SKF NOTE: Thinking the last few days about my boring first drum teacher. A nearby music store employee, I don’t remember his name, but he and I were sitting in a closet size room with a drum pad. “You need to buy this drum rudiment book. Here’s how to hold the drumsticks. Let’s start with the single stroke roll.” TapTapTapTap.
How disappointing. I was thinking, “I want to play drums, not drum pad. I was anticipating sitting at a drumset, not a square of hard rubber.” The teacher was bored and uninspiring. Okay, I was a 14-year old at his first drum lesson. Maybe I was that teacher’s tenth first drum lesson student that day. I understand. Everybody has bad days.
The real lesson for me that first day — which I realized only years later when I was teaching drums, or writing about drummers and drumming — is this: Bad days notwithstanding, when drummers are in any kind of teacher/student relationship, we should give the student something positive to remember about drumming.
I started to say, drummers in teacher/student relationships are obligated to give the student something positive to remember about drumming.

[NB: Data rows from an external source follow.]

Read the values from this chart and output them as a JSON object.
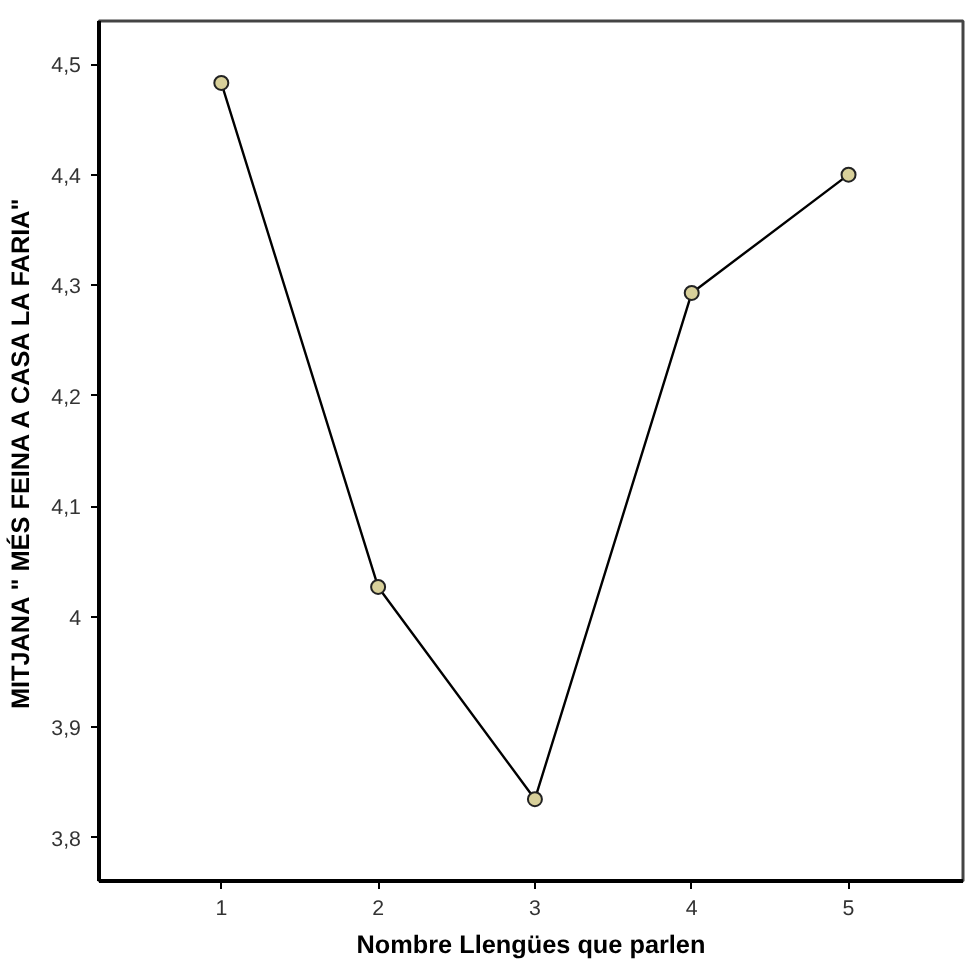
{
  "chart_data": {
    "type": "line",
    "xlabel": "Nombre Llengües que parlen",
    "ylabel": "MITJANA \" MÉS FEINA A CASA LA FARIA\"",
    "x": [
      1,
      2,
      3,
      4,
      5
    ],
    "series": [
      {
        "color": "#000000",
        "values": [
          4.483,
          4.027,
          3.835,
          4.293,
          4.4
        ]
      }
    ],
    "xlim": [
      0.22,
      5.73
    ],
    "xticks": [
      1,
      2,
      3,
      4,
      5
    ],
    "ylim": [
      3.761,
      4.539
    ],
    "yticks": [
      {
        "value": 3.8,
        "label": "3,8"
      },
      {
        "value": 3.9,
        "label": "3,9"
      },
      {
        "value": 4,
        "label": "4"
      },
      {
        "value": 4.1,
        "label": "4,1"
      },
      {
        "value": 4.2,
        "label": "4,2"
      },
      {
        "value": 4.3,
        "label": "4,3"
      },
      {
        "value": 4.4,
        "label": "4,4"
      },
      {
        "value": 4.5,
        "label": "4,5"
      }
    ],
    "marker": "circle",
    "grid": false
  }
}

That’s true for me. I don’t know if it’s true for all drummers.
Some of my greatest drum teachers were neither drummers, teachers, nor even musicians. But I found inspiration in at least one part of how they went about their life’s work. Something as simple as watching furniture designer, Jim Brown, penciling cut lines on a piece of oak destined to be a beautiful dining room table.
Jim’s career is designing and building wood furniture. He’s done this thousands of times, but with each pencil line Jim repeats one of his favorite reminders: “Measure twice. Cut once.”
Jim learned that, he tells me, from “an old carpenter.”